Their gazes locked for a long moment while she considered how to reply.
“You answered it,” he said.
“It said Dadon the ID, and you’d just been hurt,” she said in her defense.
He blew out a breath. “I’m doubting he knew that.”
She didn’t tell him that was the truth. “I saw his name and I thought . . . I don’t know. I guess I thought family is family, and—”
“Hell, Sam. You should know better than anyone that blood ties don’t necessarily make a family.”
She stared up at him, knowing he was right, so damn right. “He said he needed a ride,” she whispered. “And I pictured a helpless old man—”
“That man is the opposite of helpless.”
“Well, I’m beginning to see that now.” She winced. “And he thinks he’s staying with you.”
He leaned into her, and over her shoulder thunked his head to the wall, which had to hurt.
“I realize he arrived without your knowledge or permission,” she said softly. “And I’m sorry if you’re upset that I gave him a ride from the bus station, but he would have found one here with or without me.”
“Don’t be so sure. There are plenty of bars between the bus depot and here.”
She’d seen Wade in tense situations before. After a bad loss. Before a big game. Having a disagreement with Gage. When Pace had needed surgery in the middle of last season.
But never once had she seen him be anything but cool and calm and unflappable about all of it.
He wasn’t close to any of those things now, and it was an entirely new side to him. “You’re furious with me because I invaded your privacy. I’m sorry, Wade.”
Still leaning on her, his head against the wall, he craned his neck and met her gaze, his brimming with hostility, and even worse, a vulnerability she knew he hated. It was that, more than anything else, that put her heart in her throat. “I screwed up, and I am sorry. But you can’t just ignore him.”
“Why not? He spent the first eighteen years of my life ignoring me.”
“Was it always just you and him?”
“No, it was him and his booze. I wasn’t really much of a factor. I’ve asked him for years to quit, he was never interested. Now he gets a health scare and is staring his mortality in the face, and suddenly he’s all about quitting. He has it in his head that he needs me in order to do it. He needs a relationship before it’s too late.”
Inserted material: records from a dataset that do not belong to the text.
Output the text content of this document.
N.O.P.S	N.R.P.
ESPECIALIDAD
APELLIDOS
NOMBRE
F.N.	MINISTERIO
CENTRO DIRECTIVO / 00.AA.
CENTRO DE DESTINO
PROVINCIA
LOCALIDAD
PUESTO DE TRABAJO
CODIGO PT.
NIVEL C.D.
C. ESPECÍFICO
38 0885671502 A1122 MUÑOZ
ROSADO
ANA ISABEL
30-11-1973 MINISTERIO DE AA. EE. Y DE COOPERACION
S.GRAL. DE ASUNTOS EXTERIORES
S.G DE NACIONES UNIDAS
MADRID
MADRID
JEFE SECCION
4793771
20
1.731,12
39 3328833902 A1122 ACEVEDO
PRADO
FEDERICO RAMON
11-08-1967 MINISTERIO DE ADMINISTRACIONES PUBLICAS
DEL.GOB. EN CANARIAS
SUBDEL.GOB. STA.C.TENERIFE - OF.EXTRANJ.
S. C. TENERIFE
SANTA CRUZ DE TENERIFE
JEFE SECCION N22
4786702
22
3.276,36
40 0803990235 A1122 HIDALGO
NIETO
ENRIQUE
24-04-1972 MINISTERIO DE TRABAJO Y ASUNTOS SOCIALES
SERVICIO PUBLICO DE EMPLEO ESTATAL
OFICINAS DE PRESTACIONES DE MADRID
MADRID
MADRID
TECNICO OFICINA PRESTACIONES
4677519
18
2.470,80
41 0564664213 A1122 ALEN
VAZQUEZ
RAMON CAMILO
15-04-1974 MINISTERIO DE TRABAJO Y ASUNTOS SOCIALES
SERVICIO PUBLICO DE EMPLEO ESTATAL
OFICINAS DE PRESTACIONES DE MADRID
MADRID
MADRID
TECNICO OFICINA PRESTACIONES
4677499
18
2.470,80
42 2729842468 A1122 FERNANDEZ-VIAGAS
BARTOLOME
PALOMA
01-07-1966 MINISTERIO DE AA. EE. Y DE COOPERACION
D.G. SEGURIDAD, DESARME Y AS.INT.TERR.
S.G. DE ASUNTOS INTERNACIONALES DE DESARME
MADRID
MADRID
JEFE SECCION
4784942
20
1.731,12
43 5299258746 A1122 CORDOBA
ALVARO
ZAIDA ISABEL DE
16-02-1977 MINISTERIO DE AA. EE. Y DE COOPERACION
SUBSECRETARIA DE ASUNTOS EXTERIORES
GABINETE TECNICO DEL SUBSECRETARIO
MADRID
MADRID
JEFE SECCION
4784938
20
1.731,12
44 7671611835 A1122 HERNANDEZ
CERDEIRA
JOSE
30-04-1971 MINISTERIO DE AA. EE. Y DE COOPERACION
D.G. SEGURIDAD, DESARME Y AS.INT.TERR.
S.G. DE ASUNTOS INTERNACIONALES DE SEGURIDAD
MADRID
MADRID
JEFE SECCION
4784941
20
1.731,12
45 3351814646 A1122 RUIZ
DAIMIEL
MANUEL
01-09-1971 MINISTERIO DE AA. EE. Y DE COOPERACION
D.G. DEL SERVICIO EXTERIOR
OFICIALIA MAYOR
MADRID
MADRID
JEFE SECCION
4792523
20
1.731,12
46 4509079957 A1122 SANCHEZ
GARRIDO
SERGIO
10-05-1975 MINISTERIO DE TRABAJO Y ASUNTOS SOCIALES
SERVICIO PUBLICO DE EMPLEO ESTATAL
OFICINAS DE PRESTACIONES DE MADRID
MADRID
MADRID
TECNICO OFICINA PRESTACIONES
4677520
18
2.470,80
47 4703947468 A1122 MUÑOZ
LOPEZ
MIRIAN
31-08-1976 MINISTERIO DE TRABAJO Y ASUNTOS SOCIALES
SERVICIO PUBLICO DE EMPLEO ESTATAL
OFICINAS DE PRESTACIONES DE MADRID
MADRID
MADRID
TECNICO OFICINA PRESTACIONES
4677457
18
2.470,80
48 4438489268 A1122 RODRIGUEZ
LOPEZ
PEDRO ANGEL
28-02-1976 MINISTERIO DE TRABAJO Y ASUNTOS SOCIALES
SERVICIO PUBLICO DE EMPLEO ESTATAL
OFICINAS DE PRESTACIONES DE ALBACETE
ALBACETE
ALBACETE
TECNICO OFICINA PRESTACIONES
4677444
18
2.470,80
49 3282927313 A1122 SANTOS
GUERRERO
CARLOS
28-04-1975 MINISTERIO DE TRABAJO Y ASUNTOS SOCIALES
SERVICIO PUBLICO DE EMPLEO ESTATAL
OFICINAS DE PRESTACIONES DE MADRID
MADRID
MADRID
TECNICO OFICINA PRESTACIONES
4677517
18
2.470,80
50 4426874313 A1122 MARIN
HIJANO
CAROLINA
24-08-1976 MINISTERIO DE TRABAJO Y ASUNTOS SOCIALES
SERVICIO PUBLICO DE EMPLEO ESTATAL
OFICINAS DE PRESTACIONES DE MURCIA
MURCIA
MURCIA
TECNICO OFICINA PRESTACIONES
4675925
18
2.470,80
Sympathy filled her, but the look on his face dared her to show a single ounce of pity or he’d toss her out the same way he intended to toss out his father. The way he’d challenged her not to toss out Tag. “He did mention the senior center was for the elderly,” she said. “Which apparently he doesn’t consider himself. I’m not sure I understand a lot about addiction, but I do know that just asking someone to quit is rarely enough motivation. It doesn’t mean he doesn’t want to. Or that he doesn’t love you.”
He stared at her for a long beat, but whether he was soaking that all in or planning her death, she didn’t know. “He’s timeless, you know,” he finally said. “Probably even immortal due to the fact that he’s spent so many years carefully and purposely pickling himself, preserving his parts for the next millennium.” He sighed and scrubbed a hand over his jaw, which had two days of stubble on it. But it didn’t escape her notice that he was still leaning on her, holding her against the wall, as if he were too tired to hold himself up on his own.
“Maybe if you help him out,” she murmured. “He’ll do this. Really quit.”
He let out a harsh laugh. “I’ve heard it a thousand times, Princess.”
He looked exhausted, his eyes lined with pain, so she was well aware that she was risking her neck by wrapping her arms around him. “You have nothing to feel ashamed of, Wade.”
“I’m not ashamed. I’m pissed off. Did you search him for alcohol?”
At the flicker of guilt she couldn’t hold back, he ground his back teeth together. “What?”